Tuttavia, bisogna tenere conto che la scuola in questione, il “Liceo Internazionale per l’impresa Guido Carli”, è un istituto paritario e quindi ottenere una autorizzazione per implementare una sperimentazione, come quella di accorciare di un ano il corso di studio, potrebbe essere letta senza le giuste apprensioni che però scattano per due ordini di motivi.
Il primo riguarda le dichiarazioni della stessa ministra, invitata all’inaugurazione del corso: “Se ci fosse stata quando ero studentessa, anch’io mi sarei iscritta a una scuola come la vostra. Si tratta di un’esperienza che dovrebbe diventare un modello da replicare in tutta Italia anche per la scuola pubblica”.
Il secondo invece ha caratteristiche più particolari, considerata la fame di risorse di cui il nostro governo è afflitto, dal momento che se questo modello, suggerito già dall’ex ministro Francesco Profumo in epoca Monti, passasse, significherebbe la soppressione di 40mila cattedre con un risparmio stimato a circa 1.380 milioni di euro, che non sono noccioline. E non lo sono soprattutto per il governo di Enrico Letta: affamatamente famelico.
Inoltre gli stessi dirigenti del liceo Carli di Brescia hanno dichiarato che questa sperimentazione intende “utilizzare un metodo che privilegia la didattica per competenze, laboratoriale e fortemente integrata.

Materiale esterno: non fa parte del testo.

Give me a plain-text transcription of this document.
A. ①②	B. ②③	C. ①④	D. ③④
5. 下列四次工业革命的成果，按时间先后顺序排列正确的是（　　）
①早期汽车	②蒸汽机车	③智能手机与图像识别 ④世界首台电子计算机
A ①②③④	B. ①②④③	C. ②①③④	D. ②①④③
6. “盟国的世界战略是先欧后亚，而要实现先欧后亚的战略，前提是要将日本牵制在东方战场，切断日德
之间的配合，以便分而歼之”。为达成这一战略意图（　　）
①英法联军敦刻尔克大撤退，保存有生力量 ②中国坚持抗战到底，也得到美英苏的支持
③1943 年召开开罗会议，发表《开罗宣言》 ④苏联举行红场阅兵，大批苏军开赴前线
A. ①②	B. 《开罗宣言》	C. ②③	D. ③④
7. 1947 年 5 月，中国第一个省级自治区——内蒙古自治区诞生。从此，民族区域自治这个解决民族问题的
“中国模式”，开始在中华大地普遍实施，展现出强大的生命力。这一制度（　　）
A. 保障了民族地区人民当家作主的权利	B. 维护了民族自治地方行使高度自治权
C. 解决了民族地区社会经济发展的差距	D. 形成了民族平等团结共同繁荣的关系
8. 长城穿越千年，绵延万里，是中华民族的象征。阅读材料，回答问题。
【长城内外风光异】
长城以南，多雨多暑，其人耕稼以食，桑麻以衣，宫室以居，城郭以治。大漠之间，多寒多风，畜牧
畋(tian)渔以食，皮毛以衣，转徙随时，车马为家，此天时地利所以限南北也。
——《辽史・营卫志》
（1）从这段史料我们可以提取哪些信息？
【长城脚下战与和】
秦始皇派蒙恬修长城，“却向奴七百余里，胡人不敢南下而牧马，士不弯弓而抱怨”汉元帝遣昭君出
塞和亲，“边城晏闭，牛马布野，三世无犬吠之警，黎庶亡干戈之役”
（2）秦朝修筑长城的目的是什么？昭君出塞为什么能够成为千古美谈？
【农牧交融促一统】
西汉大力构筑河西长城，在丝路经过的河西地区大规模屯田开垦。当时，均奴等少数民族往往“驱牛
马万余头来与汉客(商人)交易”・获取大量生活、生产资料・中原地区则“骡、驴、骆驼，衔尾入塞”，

Se da un lato si incrementa l’apprendimento in tempi inferiori, dall’altro si migliora la qualità, riducendo la quantità, facendo meglio in meno tempo e consentendo agli allievi di concentrarsi sugli obiettivi educativi e didattici volti a sviluppare al meglio i loro talenti”.

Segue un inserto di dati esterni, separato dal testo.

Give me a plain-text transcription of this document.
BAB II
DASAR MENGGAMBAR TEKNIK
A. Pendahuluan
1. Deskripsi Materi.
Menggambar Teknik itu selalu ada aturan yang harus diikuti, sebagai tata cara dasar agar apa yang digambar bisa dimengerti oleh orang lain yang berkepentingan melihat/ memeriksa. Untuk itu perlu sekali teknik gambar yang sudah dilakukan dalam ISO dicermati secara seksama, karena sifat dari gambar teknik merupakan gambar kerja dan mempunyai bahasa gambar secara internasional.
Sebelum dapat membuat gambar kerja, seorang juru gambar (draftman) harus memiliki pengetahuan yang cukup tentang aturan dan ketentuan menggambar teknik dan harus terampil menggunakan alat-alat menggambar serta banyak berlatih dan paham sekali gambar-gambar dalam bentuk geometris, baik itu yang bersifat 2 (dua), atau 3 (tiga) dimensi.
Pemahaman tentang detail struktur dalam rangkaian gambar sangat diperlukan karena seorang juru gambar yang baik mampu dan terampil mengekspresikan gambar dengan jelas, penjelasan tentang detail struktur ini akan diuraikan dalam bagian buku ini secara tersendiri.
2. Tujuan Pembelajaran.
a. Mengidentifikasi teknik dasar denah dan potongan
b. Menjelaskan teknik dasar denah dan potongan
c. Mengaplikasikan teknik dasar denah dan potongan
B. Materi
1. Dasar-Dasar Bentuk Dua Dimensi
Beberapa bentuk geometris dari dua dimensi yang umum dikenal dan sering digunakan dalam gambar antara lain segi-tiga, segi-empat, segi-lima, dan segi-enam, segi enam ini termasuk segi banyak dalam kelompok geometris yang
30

Come si possa incrementare l’apprendimento in tempi inferiori è difficile capirlo, a condizione che le 27-30 ore settimanali previste per i Licei si svolgano con tempi più contingentati, nel senso di accumulare in 4 anni tutto il programma (le cosiddette Indicazioni nazionali) che attualmente viene si spalmato in 5, per cui sarà giocoforza passare da 27/30 ore a settimina ad almeno 36 e oltre, mentre di qualche insegnamento si dovranno ridurre le ore, se non sopprimerlo: quale?. Una sperimentazione dunque “pelosa” ma che, siccome passa attraverso una scuola paritaria voluta fra l’altro da Confindustria, non pare coinvolgere il resto della scuola pubblica, a condizione che dal cilindro (ricordiamo quello di Profumo) non esca qualche coniglio bizzarro. Uno di questo potrebbe essere quello antropomorfo, con l’orologio di Alice, delle 24 ore a settimana.